Suppose $u$ is smooth so that $u_{x_i t} = u_{tx_i}$ where $x_i$ is any spacial variable, and the energy is bounded, then we can put the differentiation inside the integral sign:
$$
\frac{dE}{dt} = \iiint_D \frac{d}{dt}(u_{t}^2 + c^2|\nabla u|^2) dx
$$
use the product rule:
$$
\frac{dE}{dt} = \iiint_D \big(2u_t u_{tt} + 2c^2 \nabla u\cdot (\nabla u)_t\big)dx
$$
Now $u_{tt} = c^2\Delta u$, hence
$$
\frac{dE}{dt} = \iiint_D \big(2u_t c^2\Delta u + 2c^2 \nabla u\cdot (\nabla u)_t\big)dx
$$
Use Green's identities (integration by parts using divergence theorem):
$$\iiint_D \psi \Delta \varphi \,dx = -\iiint \nabla \varphi \cdot \nabla \psi\, dx +\iint_{\partial D} \psi ( \nabla \varphi \cdot \boldsymbol{n} )\, dS $$
where $\psi = u_t$, and $\varphi = u$
$$
\frac{dE}{dt} = \iiint_D \big(-2c^2\nabla u\cdot \nabla(u_t) +2 c^2 \nabla u\cdot (\nabla u)_t\big)dx + \iint_{\partial D} u_t ( \nabla u \cdot \boldsymbol{n} )\, dS
$$
For the boundary part, for $u = 0$ on boundary for all time, hence
$$
u_t ( \nabla u \cdot \boldsymbol{n} ) = u_t ( \nabla u \cdot \boldsymbol{n} ) +
u ( \nabla u \cdot \boldsymbol{n} )_t = \big(u (\nabla u \cdot \boldsymbol{n} )\big)_t = 0
$$
for $u (\nabla u \cdot \boldsymbol{n} )$ is always zero on boundary regardless of time.

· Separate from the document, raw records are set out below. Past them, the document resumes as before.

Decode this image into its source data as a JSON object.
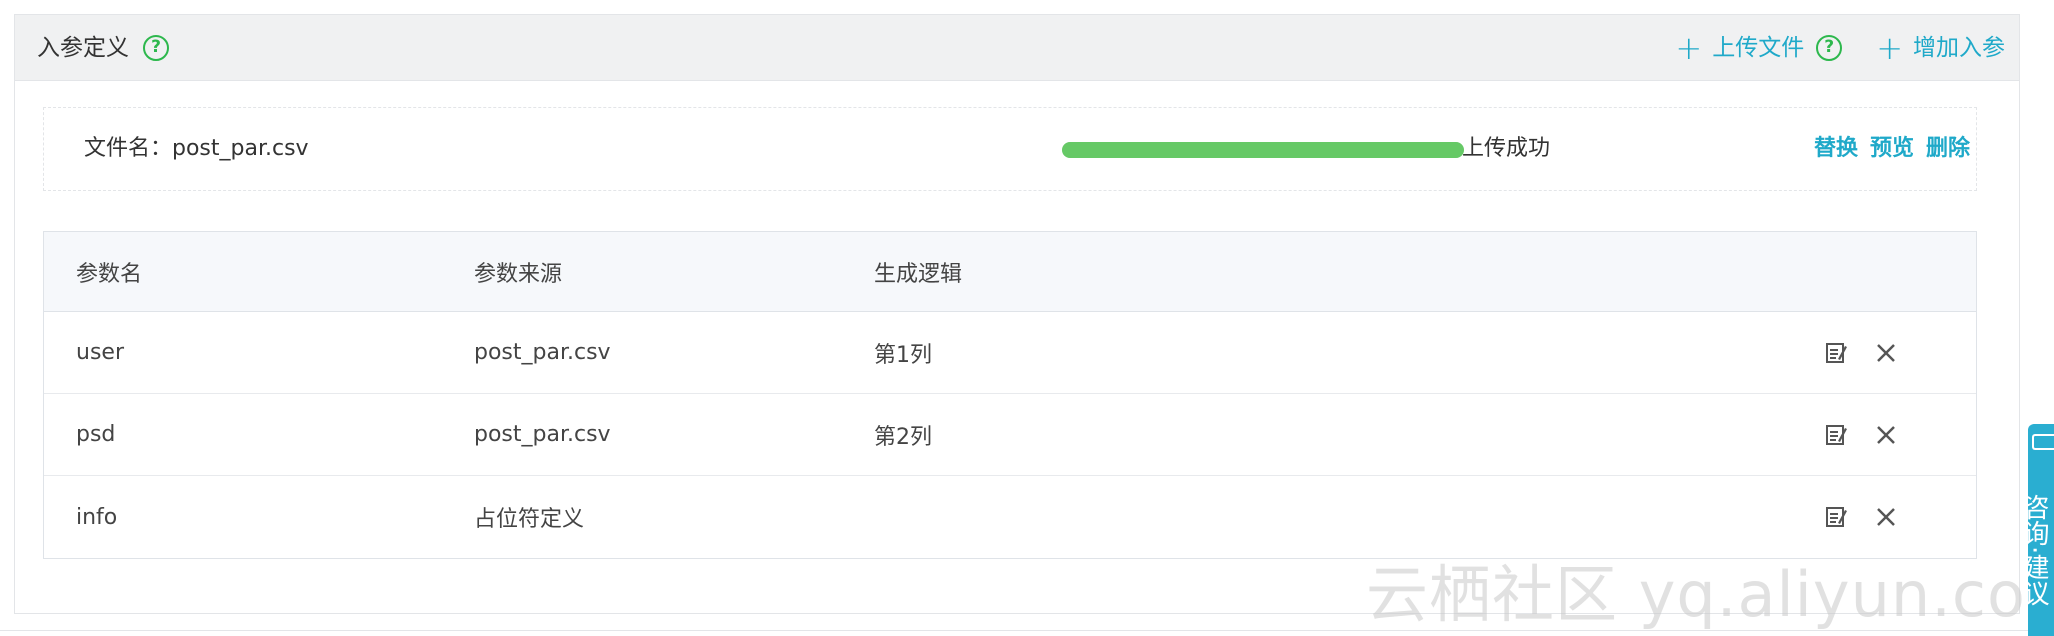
{
  "panel": {
    "title": "入参定义",
    "help_glyph": "?",
    "upload_file_label": "上传文件",
    "add_param_label": "增加入参"
  },
  "file": {
    "label": "文件名：post_par.csv",
    "upload_progress": 1.0,
    "status": "上传成功",
    "replace_label": "替换",
    "preview_label": "预览",
    "delete_label": "删除"
  },
  "table": {
    "headers": [
      "参数名",
      "参数来源",
      "生成逻辑"
    ],
    "rows": [
      {
        "name": "user",
        "source": "post_par.csv",
        "logic": "第1列"
      },
      {
        "name": "psd",
        "source": "post_par.csv",
        "logic": "第2列"
      },
      {
        "name": "info",
        "source": "占位符定义",
        "logic": ""
      }
    ]
  },
  "side_tab": {
    "text": "咨询·建议"
  },
  "watermark": "云栖社区 yq.aliyun.com",
  "colors": {
    "accent": "#1fa9c9",
    "help_green": "#2db84d",
    "progress": "#66c966",
    "side_tab": "#2aaed1"
  },
  "icons": {
    "help": "help-circle-icon",
    "plus": "plus-icon",
    "edit": "edit-icon",
    "close": "close-icon"
  }
}
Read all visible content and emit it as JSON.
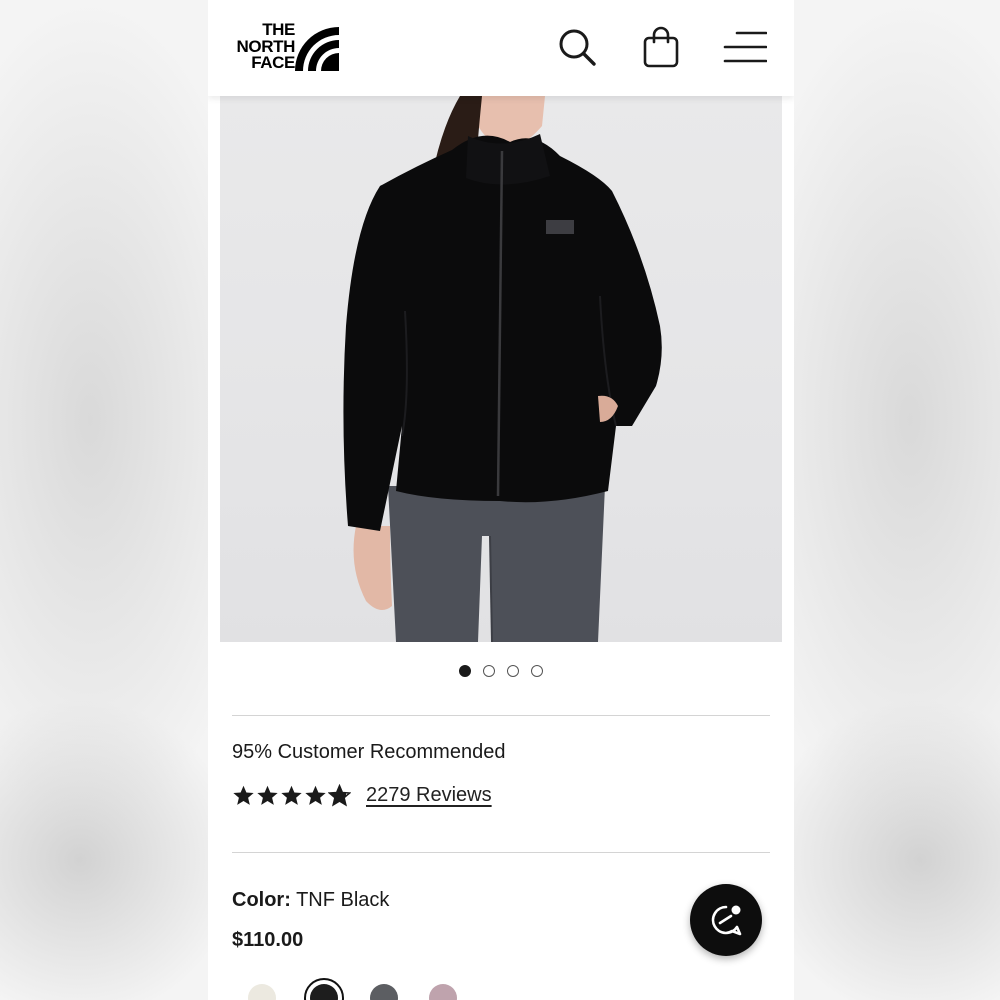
{
  "header": {
    "logo_lines": [
      "THE",
      "NORTH",
      "FACE"
    ],
    "icons": [
      "search-icon",
      "shopping-bag-icon",
      "hamburger-menu-icon"
    ]
  },
  "product": {
    "image": "model wearing black fleece jacket with grey pants",
    "gallery": {
      "count": 4,
      "active_index": 0
    }
  },
  "reviews": {
    "recommended_text": "95% Customer Recommended",
    "stars": 5,
    "review_count_text": "2279 Reviews"
  },
  "selection": {
    "color_label": "Color:",
    "color_value": "TNF Black",
    "price": "$110.00",
    "swatches": [
      {
        "color": "#ece9e0",
        "selected": false
      },
      {
        "color": "#1d1d1d",
        "selected": true
      },
      {
        "color": "#5c5e62",
        "selected": false
      },
      {
        "color": "#bfa3ad",
        "selected": false
      }
    ]
  },
  "colors": {
    "brand": "#000000",
    "text": "#1a1a1a",
    "divider": "#d4d4d4",
    "chat_button": "#0d0d0d"
  },
  "chat": {
    "icon": "chat-bubble-icon"
  }
}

Therefore:
$$
\frac{dE}{dt} = \iiint_D \big(-2c^2\nabla u\cdot \nabla(u_t) +2 c^2 \nabla u\cdot (\nabla u)_t\big)dx
$$
Now that $u$ is smooth thus $\nabla(u_t) = (\nabla u)_t$, we have
$$
\frac{dE}{dt} = 0
$$
and the conservation of energy is proved.